The purpose of this process was straightforward. Instead of extrapolating treatment results influenced by patient compliance, variations in morphology, and other uncontrollable factors, the impact of appliance designs would be evaluated by creating a standardized virtual dentition free of these influences. Standardized virtual appliances were then applied to this dentition to study the outcome of specific bracket placement, torque, and tip application, varying one factor at a time. For example, with the rest of the dentition and the appliance kept as a constant, a single tooth was identified for variation of the selected torque in the bracket ( Fig. 7-2 ), allowing measurement of the impact of the changed variable on the tooth’s finished position. Conversely, to study the impact of a specific orthodontic prescription on the entire dental arch, the dentition could be kept as a standard, and the entire appliance system changed; thus the impact on the combined axial inclinations in all three planes of space could be studied by rotating the model in each plane.
Opinions still differ on assessment of occlusal function and the functional aspects of the occlusion. However, it is widely accepted that “balancing interferences” are undesirable during lateral movements, for both periodontal reasons and concerns about the impact on temporomandibular function. Some authors have identified the impact of occlusal dysfunction associated with a significant lateral shift of the mandible. These functional aspects of occlusal function are usually viewed as “quantifiable,” but are not always easy to measure.
SELECTION OF BRACKETS AND TUBES
Although clinicians generally accept that the choice of brackets and bracket systems influences the treatment outcome, the impact of bracket choice and placement on specific finishing details has been inadequately addressed. This point can be illustrated by studying a simple finishing detail that frequently requires significant treatment time and can occasionally vex the clinician.
It became increasingly apparent over the past 20 years that the mandibular second molars ought to be aligned properly within the dental arches at the completion of orthodontic treatment. Although patients would neither recognize nor be concerned about the alignment of the second molars, clinicians are certainly aware of the long-term periodontal and dental health consequences of poorly positioned and poorly inclined mandibular second molars.
Consider, then, that the clinician has a choice of molar tubes from which to select the specific appliance to use on patients. Some clinicians might promote placement of a mandibular first molar tube with a distal offset, providing a mesial-out rotation on the molar and presumably improving the alignment of the dental arch. This harkens back to the days when molar offsets routinely had to be placed in archwires because non-preadjusted appliances did not account for variations in morphology.

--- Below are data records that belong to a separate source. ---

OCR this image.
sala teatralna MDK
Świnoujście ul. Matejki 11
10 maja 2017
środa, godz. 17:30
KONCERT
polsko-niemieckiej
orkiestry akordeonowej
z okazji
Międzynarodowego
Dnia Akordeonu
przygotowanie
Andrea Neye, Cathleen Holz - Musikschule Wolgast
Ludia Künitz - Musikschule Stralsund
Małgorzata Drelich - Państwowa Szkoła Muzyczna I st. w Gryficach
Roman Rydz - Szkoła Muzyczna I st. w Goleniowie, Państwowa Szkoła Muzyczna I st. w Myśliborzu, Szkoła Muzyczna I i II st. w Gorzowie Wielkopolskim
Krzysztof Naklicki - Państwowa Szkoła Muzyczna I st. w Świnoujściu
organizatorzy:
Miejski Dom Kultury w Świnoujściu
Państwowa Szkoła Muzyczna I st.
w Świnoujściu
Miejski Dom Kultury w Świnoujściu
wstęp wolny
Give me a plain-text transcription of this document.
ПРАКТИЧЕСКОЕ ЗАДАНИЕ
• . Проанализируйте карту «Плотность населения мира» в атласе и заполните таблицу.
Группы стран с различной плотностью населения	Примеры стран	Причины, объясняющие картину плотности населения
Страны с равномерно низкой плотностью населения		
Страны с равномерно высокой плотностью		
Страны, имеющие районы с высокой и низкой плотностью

However, if we use a mandibular first molar tube with a distal offset and then study the impact on the contact point between the first and second molars, it becomes quickly apparent ( Fig. 7-3, A and B ) that an undesirable distolingual rotation of mandibular first molar will be expressed. Clinically, this generally requires compensation by putting an offset in the archwire ( Fig. 7-3, C ). The net result is that the archwire adjustment became necessary to undo the movement expressed by the offset built into the tubes. This would therefore argue for a molar tube that does not have a distal offset ( Fig. 7-3, D and E ), because this seems to deliver the desirable outcome in establishing a proper contact relationship between the mandibular first and second molars.